It’s doable to repurpose one among Nvidia’s devoted crypto mining GPUs right into a gaming graphics card, however you actually shouldn’t, because the adventures of an intrepid modder clearly illustrate.
VideoCardz reported this story of the conversion of an MSI CMP 50HX graphics card right into a gaming mannequin by Spanish YouTuber Sfdx Show (initially highlighted by Professional Review).
That MSI mining graphics card is powered by a TU102 chip. This is similar engine discovered within the RTX 2080 Ti, so it’s a repurposed gaming chip, albeit a distinct variant of TU102 (with considerably fewer CUDA cores). However in principle, this CMP 50HX may be was a gaming GPU with some intelligent chicanery.
The hope being it’s not too far off the highly-rated RTX 2080 Ti, however the actuality, as we’ll see, could be very totally different…
So, let’s listing the issues right here. Firstly, the crypto mining card doesn’t have an output for a monitor (mining doesn’t want one, and allotting with it cuts prices). On condition that, it must be hooked as much as a system with built-in graphics (that may pipe out to a show) and used as a secondary GPU.
On prime of this {hardware} consideration, the CMP 50HX is provided with a blower-style cooler (which is lower than splendid).
The opposite massive downside is with the graphics drivers, because the repurposed GPU will not be acknowledged by Nvidia’s GeForce driver (seeing because the product doesn’t exist, formally). The YouTuber wanted to tinker with modified driver binaries with the intention to get the GPU to work, not one thing that’s simple to do (Sfdx Present observes it was an actual ‘ache’ going by Google’s translation of the Spanish clip).
Ultimately, Sfdx Present obtained the mining GPU working as a transformed GeForce mannequin, however the outcomes had been disappointing – it was not, as hoped, an RTX 2080 equal.
This was all the way down to the CMP 50HX being restricted to 4 PCIe lanes, and the modder couldn’t get round this, even checking (by soldering in lacking bits) that the GPU chip doesn’t have these lanes enabled (despite the fact that they’re current on the cardboard itself).
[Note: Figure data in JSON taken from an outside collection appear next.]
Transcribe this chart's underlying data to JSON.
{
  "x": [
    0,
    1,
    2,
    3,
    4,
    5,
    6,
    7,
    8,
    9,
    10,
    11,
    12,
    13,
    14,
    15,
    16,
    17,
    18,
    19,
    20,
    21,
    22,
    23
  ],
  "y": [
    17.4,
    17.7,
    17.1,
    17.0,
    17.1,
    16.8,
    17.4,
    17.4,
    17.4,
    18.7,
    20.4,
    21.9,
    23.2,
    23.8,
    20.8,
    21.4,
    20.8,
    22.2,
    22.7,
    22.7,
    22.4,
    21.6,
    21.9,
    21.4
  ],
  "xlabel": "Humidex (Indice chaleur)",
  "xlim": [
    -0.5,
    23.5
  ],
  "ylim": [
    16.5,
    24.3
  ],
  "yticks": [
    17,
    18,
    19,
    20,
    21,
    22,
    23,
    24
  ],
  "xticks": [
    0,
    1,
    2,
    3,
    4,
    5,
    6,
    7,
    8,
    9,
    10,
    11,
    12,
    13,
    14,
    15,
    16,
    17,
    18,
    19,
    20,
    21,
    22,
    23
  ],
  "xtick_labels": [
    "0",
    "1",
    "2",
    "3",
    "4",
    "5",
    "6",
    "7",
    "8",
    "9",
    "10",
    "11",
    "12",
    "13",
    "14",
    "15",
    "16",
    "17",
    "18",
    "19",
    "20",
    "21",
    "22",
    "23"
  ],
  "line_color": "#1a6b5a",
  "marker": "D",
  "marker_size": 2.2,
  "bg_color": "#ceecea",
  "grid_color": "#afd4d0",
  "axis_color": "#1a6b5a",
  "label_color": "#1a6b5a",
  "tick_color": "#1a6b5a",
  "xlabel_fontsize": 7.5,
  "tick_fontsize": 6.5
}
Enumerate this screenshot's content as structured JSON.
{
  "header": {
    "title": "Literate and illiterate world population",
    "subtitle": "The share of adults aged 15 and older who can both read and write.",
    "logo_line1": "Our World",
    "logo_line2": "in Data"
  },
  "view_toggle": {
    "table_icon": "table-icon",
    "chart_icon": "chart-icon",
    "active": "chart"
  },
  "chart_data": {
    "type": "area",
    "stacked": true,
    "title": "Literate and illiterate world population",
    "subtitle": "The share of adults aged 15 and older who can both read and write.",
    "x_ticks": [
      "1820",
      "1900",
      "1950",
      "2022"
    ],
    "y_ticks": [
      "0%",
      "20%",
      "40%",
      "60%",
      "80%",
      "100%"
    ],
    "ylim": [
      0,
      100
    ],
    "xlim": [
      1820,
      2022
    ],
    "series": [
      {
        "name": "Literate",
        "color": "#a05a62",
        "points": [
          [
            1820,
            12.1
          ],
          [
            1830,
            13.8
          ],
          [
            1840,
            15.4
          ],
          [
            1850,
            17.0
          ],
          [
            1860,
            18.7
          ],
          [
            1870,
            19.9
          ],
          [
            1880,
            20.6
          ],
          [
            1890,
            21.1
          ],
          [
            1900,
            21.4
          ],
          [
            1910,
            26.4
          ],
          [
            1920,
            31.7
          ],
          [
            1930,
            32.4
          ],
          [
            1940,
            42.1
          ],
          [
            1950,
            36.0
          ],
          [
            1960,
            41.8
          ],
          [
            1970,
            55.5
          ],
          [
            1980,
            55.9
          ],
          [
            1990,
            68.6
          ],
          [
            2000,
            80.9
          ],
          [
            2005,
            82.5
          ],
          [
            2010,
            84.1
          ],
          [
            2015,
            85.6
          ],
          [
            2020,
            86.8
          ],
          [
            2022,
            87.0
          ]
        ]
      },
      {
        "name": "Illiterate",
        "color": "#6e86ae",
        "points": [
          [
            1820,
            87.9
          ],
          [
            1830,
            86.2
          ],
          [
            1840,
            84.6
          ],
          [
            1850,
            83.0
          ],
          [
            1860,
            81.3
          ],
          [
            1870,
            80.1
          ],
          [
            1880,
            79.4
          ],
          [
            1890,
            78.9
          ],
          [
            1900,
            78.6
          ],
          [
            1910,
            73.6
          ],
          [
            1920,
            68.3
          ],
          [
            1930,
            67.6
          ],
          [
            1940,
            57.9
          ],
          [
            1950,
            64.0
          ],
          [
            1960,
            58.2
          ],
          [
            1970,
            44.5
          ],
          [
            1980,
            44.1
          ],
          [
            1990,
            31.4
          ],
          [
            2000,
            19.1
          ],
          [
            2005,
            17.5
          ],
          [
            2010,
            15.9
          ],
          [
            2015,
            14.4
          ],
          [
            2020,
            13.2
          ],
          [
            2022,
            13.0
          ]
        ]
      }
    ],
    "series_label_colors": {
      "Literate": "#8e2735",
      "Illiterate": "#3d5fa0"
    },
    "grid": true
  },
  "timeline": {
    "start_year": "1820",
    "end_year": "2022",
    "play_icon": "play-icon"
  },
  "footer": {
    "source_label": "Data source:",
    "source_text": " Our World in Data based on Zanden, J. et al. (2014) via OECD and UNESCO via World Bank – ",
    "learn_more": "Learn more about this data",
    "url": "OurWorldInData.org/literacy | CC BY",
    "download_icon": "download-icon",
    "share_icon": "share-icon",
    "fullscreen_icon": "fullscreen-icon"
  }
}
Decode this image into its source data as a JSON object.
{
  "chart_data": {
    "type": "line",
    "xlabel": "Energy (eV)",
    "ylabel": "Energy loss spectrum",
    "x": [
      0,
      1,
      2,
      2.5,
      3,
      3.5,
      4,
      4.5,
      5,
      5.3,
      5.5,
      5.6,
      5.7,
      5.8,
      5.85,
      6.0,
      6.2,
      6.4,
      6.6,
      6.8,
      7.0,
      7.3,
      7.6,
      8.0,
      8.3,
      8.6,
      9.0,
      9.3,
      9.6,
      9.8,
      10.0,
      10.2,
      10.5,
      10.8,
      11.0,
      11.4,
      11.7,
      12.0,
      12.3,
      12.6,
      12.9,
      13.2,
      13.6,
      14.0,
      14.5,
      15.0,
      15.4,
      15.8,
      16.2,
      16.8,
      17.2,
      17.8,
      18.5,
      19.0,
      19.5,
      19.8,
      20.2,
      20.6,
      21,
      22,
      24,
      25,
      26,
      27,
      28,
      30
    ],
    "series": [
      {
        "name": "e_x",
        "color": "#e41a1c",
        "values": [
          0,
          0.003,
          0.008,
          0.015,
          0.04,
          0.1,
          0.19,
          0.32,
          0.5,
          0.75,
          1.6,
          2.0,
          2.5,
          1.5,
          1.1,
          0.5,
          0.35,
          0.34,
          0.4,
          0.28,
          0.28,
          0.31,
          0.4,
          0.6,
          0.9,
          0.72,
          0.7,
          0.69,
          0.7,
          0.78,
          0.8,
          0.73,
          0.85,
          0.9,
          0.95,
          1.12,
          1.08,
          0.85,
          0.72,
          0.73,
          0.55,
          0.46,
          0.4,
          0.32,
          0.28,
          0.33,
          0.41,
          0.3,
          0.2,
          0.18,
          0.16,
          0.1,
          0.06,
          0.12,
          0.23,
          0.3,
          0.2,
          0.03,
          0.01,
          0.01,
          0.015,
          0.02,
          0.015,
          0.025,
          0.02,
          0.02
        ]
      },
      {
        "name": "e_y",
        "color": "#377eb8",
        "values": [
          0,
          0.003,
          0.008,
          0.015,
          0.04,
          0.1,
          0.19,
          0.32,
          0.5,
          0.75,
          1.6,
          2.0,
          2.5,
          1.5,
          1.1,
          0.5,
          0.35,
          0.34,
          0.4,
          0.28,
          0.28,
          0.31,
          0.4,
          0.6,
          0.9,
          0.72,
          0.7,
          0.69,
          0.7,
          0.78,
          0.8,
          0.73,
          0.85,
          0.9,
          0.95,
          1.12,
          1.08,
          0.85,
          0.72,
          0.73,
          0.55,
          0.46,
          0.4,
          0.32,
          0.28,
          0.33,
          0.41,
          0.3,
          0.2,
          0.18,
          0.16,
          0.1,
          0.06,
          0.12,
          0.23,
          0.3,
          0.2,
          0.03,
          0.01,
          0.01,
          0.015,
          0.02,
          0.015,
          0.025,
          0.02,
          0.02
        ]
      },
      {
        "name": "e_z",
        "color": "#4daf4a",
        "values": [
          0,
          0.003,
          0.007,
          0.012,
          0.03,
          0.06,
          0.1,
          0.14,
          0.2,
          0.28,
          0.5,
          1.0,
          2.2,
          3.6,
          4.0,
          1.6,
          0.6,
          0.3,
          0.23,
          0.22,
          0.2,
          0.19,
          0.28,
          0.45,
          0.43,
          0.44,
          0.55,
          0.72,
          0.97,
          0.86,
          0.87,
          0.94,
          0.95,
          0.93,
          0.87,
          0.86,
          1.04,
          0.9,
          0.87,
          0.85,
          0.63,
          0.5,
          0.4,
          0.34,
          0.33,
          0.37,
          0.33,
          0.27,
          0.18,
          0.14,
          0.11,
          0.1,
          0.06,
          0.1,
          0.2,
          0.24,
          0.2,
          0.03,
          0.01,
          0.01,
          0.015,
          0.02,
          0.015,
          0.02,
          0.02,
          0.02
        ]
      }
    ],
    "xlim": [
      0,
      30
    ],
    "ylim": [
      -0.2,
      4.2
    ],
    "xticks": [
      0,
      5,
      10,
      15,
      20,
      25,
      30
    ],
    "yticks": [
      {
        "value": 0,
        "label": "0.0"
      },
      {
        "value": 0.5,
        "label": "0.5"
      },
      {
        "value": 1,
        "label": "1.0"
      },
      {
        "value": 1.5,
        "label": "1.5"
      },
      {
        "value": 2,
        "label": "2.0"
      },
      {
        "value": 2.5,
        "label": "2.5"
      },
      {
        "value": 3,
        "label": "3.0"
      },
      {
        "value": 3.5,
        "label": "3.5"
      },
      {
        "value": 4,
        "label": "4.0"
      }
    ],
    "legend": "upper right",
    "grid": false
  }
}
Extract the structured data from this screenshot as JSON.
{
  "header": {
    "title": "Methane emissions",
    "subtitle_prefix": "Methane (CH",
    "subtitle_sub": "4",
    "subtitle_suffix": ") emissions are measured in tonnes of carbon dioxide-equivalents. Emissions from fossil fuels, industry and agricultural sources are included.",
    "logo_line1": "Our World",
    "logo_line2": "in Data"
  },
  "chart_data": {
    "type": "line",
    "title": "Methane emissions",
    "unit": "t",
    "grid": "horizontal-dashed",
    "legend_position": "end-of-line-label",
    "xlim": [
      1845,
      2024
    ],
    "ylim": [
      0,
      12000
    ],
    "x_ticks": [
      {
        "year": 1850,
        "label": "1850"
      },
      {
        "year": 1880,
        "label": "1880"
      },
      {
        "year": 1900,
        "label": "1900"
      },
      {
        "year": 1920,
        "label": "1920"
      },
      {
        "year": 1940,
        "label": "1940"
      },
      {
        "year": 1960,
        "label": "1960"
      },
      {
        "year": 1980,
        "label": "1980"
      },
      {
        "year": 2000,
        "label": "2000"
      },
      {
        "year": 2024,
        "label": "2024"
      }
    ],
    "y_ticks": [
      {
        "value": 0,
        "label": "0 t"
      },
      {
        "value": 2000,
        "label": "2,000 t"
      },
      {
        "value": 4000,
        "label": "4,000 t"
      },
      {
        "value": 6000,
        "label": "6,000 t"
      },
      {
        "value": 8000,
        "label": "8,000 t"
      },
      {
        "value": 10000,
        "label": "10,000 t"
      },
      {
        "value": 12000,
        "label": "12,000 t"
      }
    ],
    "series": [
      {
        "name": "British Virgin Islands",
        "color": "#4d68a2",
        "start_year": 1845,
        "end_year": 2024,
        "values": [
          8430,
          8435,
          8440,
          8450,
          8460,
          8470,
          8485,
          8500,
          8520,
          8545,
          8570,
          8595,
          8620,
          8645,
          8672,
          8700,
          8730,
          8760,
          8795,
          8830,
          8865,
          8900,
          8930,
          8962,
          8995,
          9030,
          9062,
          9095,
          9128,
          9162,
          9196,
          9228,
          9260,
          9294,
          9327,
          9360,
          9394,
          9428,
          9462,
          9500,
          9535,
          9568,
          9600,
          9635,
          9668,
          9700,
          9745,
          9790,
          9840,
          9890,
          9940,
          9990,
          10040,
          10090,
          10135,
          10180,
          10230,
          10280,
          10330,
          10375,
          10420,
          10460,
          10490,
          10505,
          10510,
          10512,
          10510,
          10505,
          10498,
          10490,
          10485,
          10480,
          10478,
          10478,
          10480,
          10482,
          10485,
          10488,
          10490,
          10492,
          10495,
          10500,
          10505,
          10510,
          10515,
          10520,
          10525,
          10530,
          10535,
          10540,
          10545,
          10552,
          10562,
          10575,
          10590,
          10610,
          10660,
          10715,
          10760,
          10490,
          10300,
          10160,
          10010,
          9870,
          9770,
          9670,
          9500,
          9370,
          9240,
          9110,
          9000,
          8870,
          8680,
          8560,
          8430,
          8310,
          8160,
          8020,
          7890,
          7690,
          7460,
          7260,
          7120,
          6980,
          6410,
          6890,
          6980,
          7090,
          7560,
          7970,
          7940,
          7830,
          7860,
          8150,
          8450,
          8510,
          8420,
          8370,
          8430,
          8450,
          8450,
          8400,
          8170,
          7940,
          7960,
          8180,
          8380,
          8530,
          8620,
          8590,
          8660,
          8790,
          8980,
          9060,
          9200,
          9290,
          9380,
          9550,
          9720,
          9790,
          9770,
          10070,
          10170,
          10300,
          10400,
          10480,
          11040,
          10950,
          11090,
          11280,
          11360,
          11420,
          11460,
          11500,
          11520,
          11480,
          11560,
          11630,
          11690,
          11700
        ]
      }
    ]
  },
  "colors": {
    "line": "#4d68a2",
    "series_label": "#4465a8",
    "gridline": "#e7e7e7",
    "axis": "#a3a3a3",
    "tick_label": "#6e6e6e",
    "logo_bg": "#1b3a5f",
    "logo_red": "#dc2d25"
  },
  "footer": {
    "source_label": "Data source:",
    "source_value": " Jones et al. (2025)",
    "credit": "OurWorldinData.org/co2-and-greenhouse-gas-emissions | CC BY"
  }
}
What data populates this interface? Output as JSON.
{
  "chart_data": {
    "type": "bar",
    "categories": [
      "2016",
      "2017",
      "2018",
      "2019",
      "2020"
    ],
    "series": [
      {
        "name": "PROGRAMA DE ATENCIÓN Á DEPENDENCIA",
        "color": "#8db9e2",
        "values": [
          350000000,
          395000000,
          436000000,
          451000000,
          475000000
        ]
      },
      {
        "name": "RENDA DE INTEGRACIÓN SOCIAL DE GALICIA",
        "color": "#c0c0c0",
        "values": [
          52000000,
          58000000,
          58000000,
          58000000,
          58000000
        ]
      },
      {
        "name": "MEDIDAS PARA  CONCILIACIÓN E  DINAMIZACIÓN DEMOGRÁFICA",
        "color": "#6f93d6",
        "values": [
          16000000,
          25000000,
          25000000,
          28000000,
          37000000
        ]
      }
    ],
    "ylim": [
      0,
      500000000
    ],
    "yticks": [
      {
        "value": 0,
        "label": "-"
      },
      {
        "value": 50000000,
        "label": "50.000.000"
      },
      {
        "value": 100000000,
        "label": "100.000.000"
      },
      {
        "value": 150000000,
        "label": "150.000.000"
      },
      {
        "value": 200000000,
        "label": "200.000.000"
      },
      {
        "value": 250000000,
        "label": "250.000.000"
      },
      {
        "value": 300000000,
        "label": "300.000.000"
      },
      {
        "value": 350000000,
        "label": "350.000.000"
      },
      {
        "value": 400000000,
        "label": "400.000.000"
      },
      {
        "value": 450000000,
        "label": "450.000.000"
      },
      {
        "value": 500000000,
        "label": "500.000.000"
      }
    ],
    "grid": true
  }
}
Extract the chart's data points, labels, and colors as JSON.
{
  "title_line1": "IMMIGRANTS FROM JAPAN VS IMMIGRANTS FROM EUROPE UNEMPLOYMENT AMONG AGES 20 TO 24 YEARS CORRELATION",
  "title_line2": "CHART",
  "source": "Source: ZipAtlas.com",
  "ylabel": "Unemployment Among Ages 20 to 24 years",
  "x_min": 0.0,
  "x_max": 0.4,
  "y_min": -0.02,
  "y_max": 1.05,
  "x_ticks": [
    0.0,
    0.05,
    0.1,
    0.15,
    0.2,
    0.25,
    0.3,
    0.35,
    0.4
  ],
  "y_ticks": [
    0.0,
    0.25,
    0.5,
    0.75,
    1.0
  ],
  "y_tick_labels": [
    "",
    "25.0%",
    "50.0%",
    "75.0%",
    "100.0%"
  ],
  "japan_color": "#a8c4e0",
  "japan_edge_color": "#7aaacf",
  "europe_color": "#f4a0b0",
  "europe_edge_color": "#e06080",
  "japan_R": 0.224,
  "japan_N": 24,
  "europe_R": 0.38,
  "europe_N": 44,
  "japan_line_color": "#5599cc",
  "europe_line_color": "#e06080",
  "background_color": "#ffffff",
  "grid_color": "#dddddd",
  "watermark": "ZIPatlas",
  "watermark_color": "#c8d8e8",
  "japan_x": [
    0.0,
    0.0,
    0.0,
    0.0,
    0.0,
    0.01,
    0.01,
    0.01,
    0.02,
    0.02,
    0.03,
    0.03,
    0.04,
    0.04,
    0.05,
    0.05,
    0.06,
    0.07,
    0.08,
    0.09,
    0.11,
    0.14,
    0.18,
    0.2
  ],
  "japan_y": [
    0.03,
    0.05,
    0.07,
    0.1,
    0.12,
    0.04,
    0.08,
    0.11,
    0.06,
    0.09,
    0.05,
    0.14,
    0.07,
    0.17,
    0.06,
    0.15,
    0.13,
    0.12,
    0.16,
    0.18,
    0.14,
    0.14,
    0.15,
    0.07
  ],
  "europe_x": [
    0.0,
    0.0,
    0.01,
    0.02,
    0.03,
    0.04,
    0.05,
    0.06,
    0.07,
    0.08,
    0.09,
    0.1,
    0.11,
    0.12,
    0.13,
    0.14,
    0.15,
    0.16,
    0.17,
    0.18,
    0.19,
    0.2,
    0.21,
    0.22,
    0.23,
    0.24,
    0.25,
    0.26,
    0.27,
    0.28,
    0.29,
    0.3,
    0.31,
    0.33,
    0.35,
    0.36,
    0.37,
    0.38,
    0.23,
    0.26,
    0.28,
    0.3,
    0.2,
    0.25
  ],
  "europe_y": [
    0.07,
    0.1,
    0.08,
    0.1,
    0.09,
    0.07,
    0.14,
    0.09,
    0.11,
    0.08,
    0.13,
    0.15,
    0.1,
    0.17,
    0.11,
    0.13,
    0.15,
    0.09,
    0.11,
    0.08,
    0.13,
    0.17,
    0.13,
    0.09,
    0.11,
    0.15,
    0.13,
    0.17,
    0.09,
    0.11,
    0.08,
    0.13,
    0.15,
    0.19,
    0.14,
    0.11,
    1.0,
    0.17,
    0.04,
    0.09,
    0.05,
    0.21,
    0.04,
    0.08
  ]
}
Evaluation: Extremely impractical however nonetheless fascinating
In the long run, given the outlay to purchase a second-hand mining GPU, and complexity of tinkering with drivers (although one other third-party has made the method simpler, we’re informed) plus the opposite talked about caveats, this isn’t a smart path to get an inexpensive graphics card.
You would possibly as nicely simply fork out for a second-hand GeForce GPU, particularly contemplating that used mining graphics playing cards could also be on their final legs with many, many miles on the clock.
The YouTuber paid about €160 to get the CMP 50HX from AliExpress which interprets to round $170 / £140 / AU$270. For that cash within the US, for instance, on eBay you’ll be able to choose up an RTX 2070 (if we’re trying on the Nvidia facet of the equation) for not that rather more than $200, with none of the hassles, a number of caveats, and likely far fewer miles on the clock as talked about.
Nonetheless, despite the fact that it’s an impractical experiment on this case, the repurposing of a mining graphics card is definitely fascinating to observe.